A pesar de estos credos convincentes y persuasivos, las visiones heréticas sobre Cristo han persistido a lo largo de los siglos. John Quincy Adams era teológicamente más ortodoxo que su padre, John Adams. Como deísta, el anciano John Adams veneraba a Jesús, pero no lo reconocía como Dios. En una ocasión, John Quincy Adams le escribió a su padre, comparando la visión de Cristo que él tenía con la verdadera visión de Cristo, diciendo que era como la diferencia entre una vela y el sol; no se podían ni comparar.
En 1923, J. Gresham Machen desafió las falsas enseñanzas de Cristo. En una ocasión, Machen comentó de manera contundente que cualquier visión de Cristo que sea menos que infinita es infinitamente menor que la verdadera.
Machen, John Quincy Adams, Atanasio y muchos otros nos han ayudado a ver, ante todo, lo que debemos creer acerca de Cristo y por qué eso marca la diferencia.

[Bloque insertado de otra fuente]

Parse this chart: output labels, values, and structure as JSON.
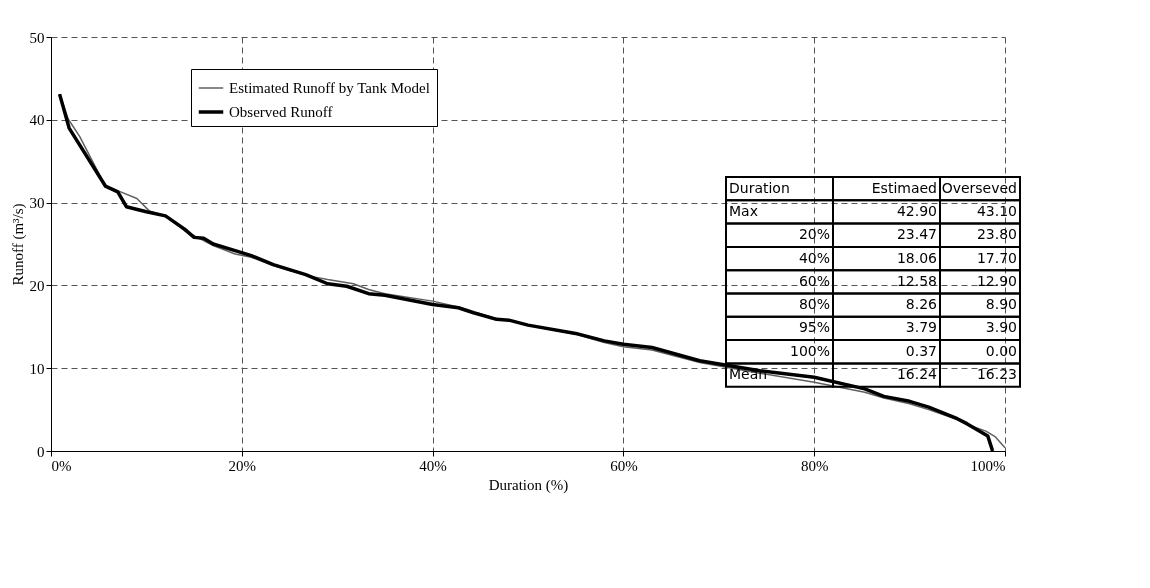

Seríamos ingenuos si creyéramos que la generación actual y la siguiente se aferrarán a una cristología ortodoxa de manera automática. Los Credos Niceno y de Calcedonia han sostenido a la iglesia a lo largo de los siglos, resumiendo la enseñanza bíblica. Los sermones y escritos de los primeros padres de la iglesia guiaron a los primeros cristianos en su teología y adoración. Nosotros también tenemos la obligación de responder la pregunta crucial que Cristo hizo a Sus discípulos: «Y ustedes, ¿quién dicen que soy Yo?». Nosotros también tenemos la obligación de ayudar a otros a responder con fidelidad bíblica y exactitud evangélica. Cualquier otra cosa es infinitamente inferior.